Editorial la Gaceta de la Iberosfera,
Después de más de 50 años, no cabe duda de que el Foro Davos sirve sólo a sus propios intereses. Esa elite global, seleccionada, no elegida, anclada en una ideología globalista para la cual las soberanías nacionales son obstáculos y los Gobiernos de las naciones deben ser mayordomos de sus decisiones, ha fracasado con obstinada reiteración a la hora de organizar un orden mundial próspero e igualitario.

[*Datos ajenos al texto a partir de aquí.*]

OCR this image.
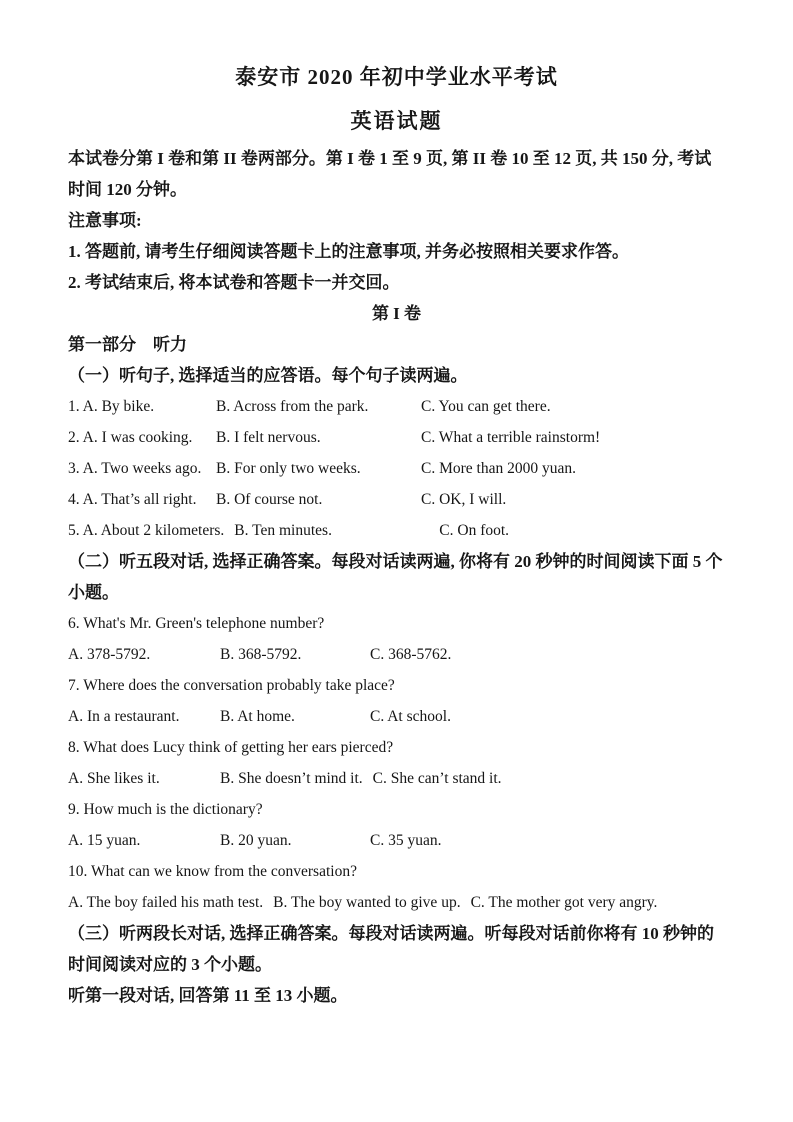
泰安市 2020 年初中学业水平考试
英语试题

本试卷分第 I 卷和第 II 卷两部分。第 I 卷 1 至 9 页, 第 II 卷 10 至 12 页, 共 150 分, 考试时间 120 分钟。

注意事项:

1. 答题前, 请考生仔细阅读答题卡上的注意事项, 并务必按照相关要求作答。

2. 考试结束后, 将本试卷和答题卡一并交回。

第 I 卷

第一部分　听力

（一）听句子, 选择适当的应答语。每个句子读两遍。

1. A. By bike.	B. Across from the park.	C. You can get there.
2. A. I was cooking.	B. I felt nervous.	C. What a terrible rainstorm!
3. A. Two weeks ago. B. For only two weeks.	C. More than 2000 yuan.
4. A. That’s all right.	B. Of course not.	C. OK, I will.
5. A. About 2 kilometers. B. Ten minutes.	C. On foot.

（二）听五段对话, 选择正确答案。每段对话读两遍, 你将有 20 秒钟的时间阅读下面 5 个小题。

6. What's Mr. Green's telephone number?

A. 378-5792.	B. 368-5792.	C. 368-5762.

7. Where does the conversation probably take place?

A. In a restaurant.	B. At home.	C. At school.

8. What does Lucy think of getting her ears pierced?

A. She likes it.	B. She doesn’t mind it. C. She can’t stand it.

9. How much is the dictionary?

A. 15 yuan.	B. 20 yuan.	C. 35 yuan.

10. What can we know from the conversation?

A. The boy failed his math test. B. The boy wanted to give up. C. The mother got very angry.

（三）听两段长对话, 选择正确答案。每段对话读两遍。听每段对话前你将有 10 秒钟的时间阅读对应的 3 个小题。

听第一段对话, 回答第 11 至 13 小题。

Es cierto que el fracaso es subjetivo porque esa elite, reforzada por las conexiones internacionales que son la esencia de la reunión anual, cada vez es más rica. Pero lo que no cabe discusión es que su poderosa influencia («el futuro del mundo se decide en este salón», se jacta su fundador, el alemán Klaus Schwab), no ha traído la prosperidad a las naciones. Bien al contrario.
Inmigracionismo, multiculturalismo, descarbonización, abandono de la energía nuclear, multilateralismo, cultura de la muerte, dependencia energética, consolidación de las dictaduras árabes, aperturismo a esa China que juega con las ventajas de un régimen sin escrúpulos; vacunación masiva… Estas han sido algunas de las ideas paridas y defendidas por el Foro Económico Mundial a través de las décadas. Fracasos y miserias.

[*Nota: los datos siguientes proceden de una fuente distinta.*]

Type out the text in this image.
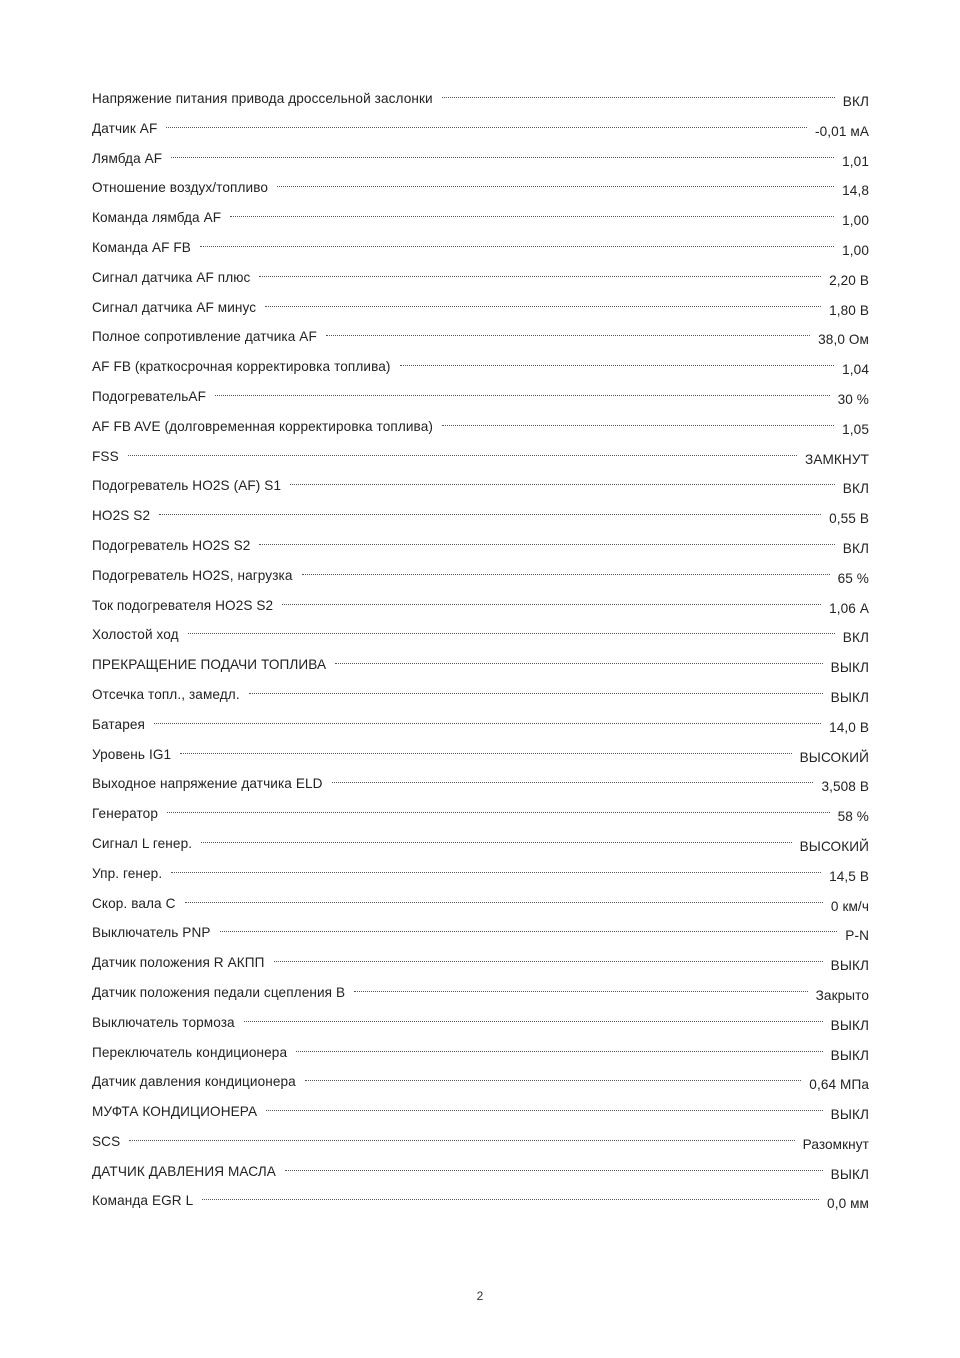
Напряжение питания привода дроссельной заслонки	ВКЛ
Датчик AF	-0,01 мА
Лямбда AF	1,01
Отношение воздух/топливо	14,8
Команда лямбда AF	1,00
Команда AF FB	1,00
Сигнал датчика AF плюс	2,20 В
Сигнал датчика AF минус	1,80 В
Полное сопротивление датчика AF	38,0 Ом
AF FB (краткосрочная корректировка топлива)	1,04
ПодогревательAF	30 %
AF FB AVE (долговременная корректировка топлива)	1,05
FSS	ЗАМКНУТ
Подогреватель HO2S (AF) S1	ВКЛ
HO2S S2	0,55 В
Подогреватель HO2S S2	ВКЛ
Подогреватель HO2S, нагрузка	65 %
Ток подогревателя HO2S S2	1,06 А
Холостой ход	ВКЛ
ПРЕКРАЩЕНИЕ ПОДАЧИ ТОПЛИВА	ВЫКЛ
Отсечка топл., замедл.	ВЫКЛ
Батарея	14,0 В
Уровень IG1	ВЫСОКИЙ
Выходное напряжение датчика ELD	3,508 В
Генератор	58 %
Сигнал L генер.	ВЫСОКИЙ
Упр. генер.	14,5 В
Скор. вала С	0 км/ч
Выключатель PNP	P-N
Датчик положения R АКПП	ВЫКЛ
Датчик положения педали сцепления B	Закрыто
Выключатель тормоза	ВЫКЛ
Переключатель кондиционера	ВЫКЛ
Датчик давления кондиционера	0,64 МПа
МУФТА КОНДИЦИОНЕРА	ВЫКЛ
SCS	Разомкнут
ДАТЧИК ДАВЛЕНИЯ МАСЛА	ВЫКЛ
Команда EGR L	0,0 мм
2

En La Gaceta de la Iberosfera somos, como no puede ser de otro modo, defensores de la economía de mercado. El capitalismo, con sus indudables fallos que requieren correcciones, supera en beneficios a cualquier otro sistema probado. Pero el Foro Davos no promueve la verdadera libertad de mercado, sino el establecimiento de oligarquías. Así ocurrió en Rusia tras el derribo del Muro de Berlín y así pasó —y sigue pasando— en la Suráfrica postapartheid. Con su poderosa influencia política, el Foro Davos creó en tiempos de Boris Yeltsin una casta de oligarcas que generó enormes desigualdades en la sociedad rusa y alimentó una reacción nacionalista que, hoy, pagamos caro. Unos más que otros, por supuesto, pero en todas nuestras facturas se refleja el fracaso del Foro Davos a la hora de encarar procesos sociales complejos cuyas soluciones no pueden basarse en los intereses de los dueños de las mayores empresas del mundo.
Inasequibles al desaliento. Incapaces de aceptar que yerran en todos sus vaticinios. Inútiles a la hora de prever las consecuencias de sus políticas. El Foro Davos ha vuelto a reunirse y como pájaros dodo que niegan la extinción, han llenado sus discursos de palabras como inclusividad, sostenibilidad y resiliencia que, cuando son puestas en marcha por tantos gobiernos serviles, resultan exclusivas, insostenibles (salvo las cuentas de resultados de las elites) e impacientes.
Muchas personas no parecen darse cuenta de que, por ejemplo, cada vez que lloran lágrimas socialdemócratas por la suerte de los inmigrantes ilegales o reclaman el fin de las fronteras dibujadas en los mapas, en realidad sirven a una estrategia diseñada en Davos y que se ha probado —Francia como paradigma esencial—, lesiva para las sociedades.
Frente a Davos, frente a las elites que sólo se representan a ellas, y frente a los Gobiernos que las sirven y que al servirlas, fracasan ante sus pueblos, la única idea sensata es defender la soberanía nacional. O lo que es lo mismo, defender que las naciones, con sus identidades, sus especiales circunstancias, su historia y su idiosincrasia, no pueden ser meras casillas de un carísimo tablero de ese juego elitista de dominación mundial que, encima, ellos no lo pagan. Lo pagan los pueblos.